ビタミン・ミネラル不足は、さまざまな体の不調の原因になり、また精神的な不安定の原因にもなります。子どもの発達障害、ADHD(注意欠陥多動性障害)なども、単なるビタミン・ミネラル不足が原因のケースが多々あり、それを補うことで改善していく例が多いのです。

最後に「着色料(黄4、青1)」です。

両方ともタール色素と呼ばれ、石油からつくられています。

黄色4号は喘息、じんましん、鼻づまり、目の充血などの、アレルギー症状を引き起こす場合があることが知られています。また、イライラ、暴力的になる、ADHD(注意欠陥多動性障害)など、精神的な症状の原因になるという説もあります。

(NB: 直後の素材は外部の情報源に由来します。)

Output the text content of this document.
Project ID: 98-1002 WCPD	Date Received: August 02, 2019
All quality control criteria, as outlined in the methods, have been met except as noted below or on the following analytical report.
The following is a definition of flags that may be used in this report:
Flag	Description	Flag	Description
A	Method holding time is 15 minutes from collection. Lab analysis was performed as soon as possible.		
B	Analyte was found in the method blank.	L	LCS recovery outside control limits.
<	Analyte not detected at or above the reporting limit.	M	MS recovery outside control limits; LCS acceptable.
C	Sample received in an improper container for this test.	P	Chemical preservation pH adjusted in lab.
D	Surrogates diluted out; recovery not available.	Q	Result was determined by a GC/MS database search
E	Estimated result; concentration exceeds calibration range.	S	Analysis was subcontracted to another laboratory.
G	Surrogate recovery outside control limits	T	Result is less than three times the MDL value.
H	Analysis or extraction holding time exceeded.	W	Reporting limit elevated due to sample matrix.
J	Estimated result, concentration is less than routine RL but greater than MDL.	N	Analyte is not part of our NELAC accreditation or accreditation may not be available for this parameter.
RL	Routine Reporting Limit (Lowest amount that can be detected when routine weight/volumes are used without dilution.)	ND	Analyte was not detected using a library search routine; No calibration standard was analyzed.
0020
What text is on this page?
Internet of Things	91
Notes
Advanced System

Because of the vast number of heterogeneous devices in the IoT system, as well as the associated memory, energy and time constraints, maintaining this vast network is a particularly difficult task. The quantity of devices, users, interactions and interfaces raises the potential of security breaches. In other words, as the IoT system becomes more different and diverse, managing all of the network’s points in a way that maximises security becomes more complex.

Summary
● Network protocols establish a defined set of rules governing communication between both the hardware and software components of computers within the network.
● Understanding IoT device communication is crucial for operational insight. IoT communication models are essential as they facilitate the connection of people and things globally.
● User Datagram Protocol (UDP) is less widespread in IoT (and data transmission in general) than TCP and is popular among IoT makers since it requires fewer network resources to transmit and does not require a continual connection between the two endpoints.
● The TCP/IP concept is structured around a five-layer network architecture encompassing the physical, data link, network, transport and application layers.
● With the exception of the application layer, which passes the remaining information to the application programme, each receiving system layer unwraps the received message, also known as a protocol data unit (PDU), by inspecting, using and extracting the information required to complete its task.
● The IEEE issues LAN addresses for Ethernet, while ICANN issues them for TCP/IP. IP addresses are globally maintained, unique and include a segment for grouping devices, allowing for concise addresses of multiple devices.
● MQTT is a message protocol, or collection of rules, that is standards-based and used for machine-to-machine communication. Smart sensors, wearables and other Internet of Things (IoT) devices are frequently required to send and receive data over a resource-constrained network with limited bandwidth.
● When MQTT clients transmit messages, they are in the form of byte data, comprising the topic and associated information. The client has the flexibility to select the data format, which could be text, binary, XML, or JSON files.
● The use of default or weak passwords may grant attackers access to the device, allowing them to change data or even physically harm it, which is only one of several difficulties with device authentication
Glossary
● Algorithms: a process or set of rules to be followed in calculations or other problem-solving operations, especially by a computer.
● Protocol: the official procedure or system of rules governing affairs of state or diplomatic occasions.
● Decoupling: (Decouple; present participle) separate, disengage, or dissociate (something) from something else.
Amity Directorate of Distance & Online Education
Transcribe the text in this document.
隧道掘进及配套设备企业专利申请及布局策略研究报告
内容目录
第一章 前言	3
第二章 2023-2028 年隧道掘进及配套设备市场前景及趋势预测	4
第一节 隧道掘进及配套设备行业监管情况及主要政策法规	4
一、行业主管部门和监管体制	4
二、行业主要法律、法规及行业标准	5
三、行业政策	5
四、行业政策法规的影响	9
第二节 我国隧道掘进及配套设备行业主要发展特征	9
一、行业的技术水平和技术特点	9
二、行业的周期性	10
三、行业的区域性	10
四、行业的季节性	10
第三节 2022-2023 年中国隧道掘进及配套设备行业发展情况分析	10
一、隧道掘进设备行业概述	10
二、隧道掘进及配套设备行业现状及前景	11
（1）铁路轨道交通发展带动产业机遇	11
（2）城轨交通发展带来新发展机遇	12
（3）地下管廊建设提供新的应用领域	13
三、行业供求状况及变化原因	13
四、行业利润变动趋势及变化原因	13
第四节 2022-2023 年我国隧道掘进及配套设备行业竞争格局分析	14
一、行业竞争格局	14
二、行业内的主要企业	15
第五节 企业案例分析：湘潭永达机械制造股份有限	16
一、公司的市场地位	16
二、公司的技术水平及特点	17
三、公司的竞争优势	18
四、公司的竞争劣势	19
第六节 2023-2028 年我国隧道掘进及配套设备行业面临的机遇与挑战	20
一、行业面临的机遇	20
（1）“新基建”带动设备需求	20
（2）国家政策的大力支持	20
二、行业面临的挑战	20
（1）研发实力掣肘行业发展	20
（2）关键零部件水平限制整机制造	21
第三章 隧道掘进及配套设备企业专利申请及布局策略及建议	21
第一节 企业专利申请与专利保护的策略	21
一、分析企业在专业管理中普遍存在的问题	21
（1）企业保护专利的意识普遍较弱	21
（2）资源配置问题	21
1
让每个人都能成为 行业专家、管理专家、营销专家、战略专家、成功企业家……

青色1号は発がん性が疑われるとされ、EUでは使われていません。

アレルギーにはなっていないから大丈夫、とか、発がん性なんて気にしない、という人もいるかもしれません。しかし、こうしたさまざまな化学物質の蓄積が、アレルギーや糖尿病の遠因となる、とも言われています。

食品添加物などの化学物質を摂ると、それを分解しようとして肝臓が働き、また排出しようとして腎臓が働かなければなりません。どんな化学物質も、摂れば摂るほど体の負担が増えるということはよく覚えておきましょう。

喉の渇きを潤すのは、水かお茶(無糖)で。夏なら麦茶がいいですね。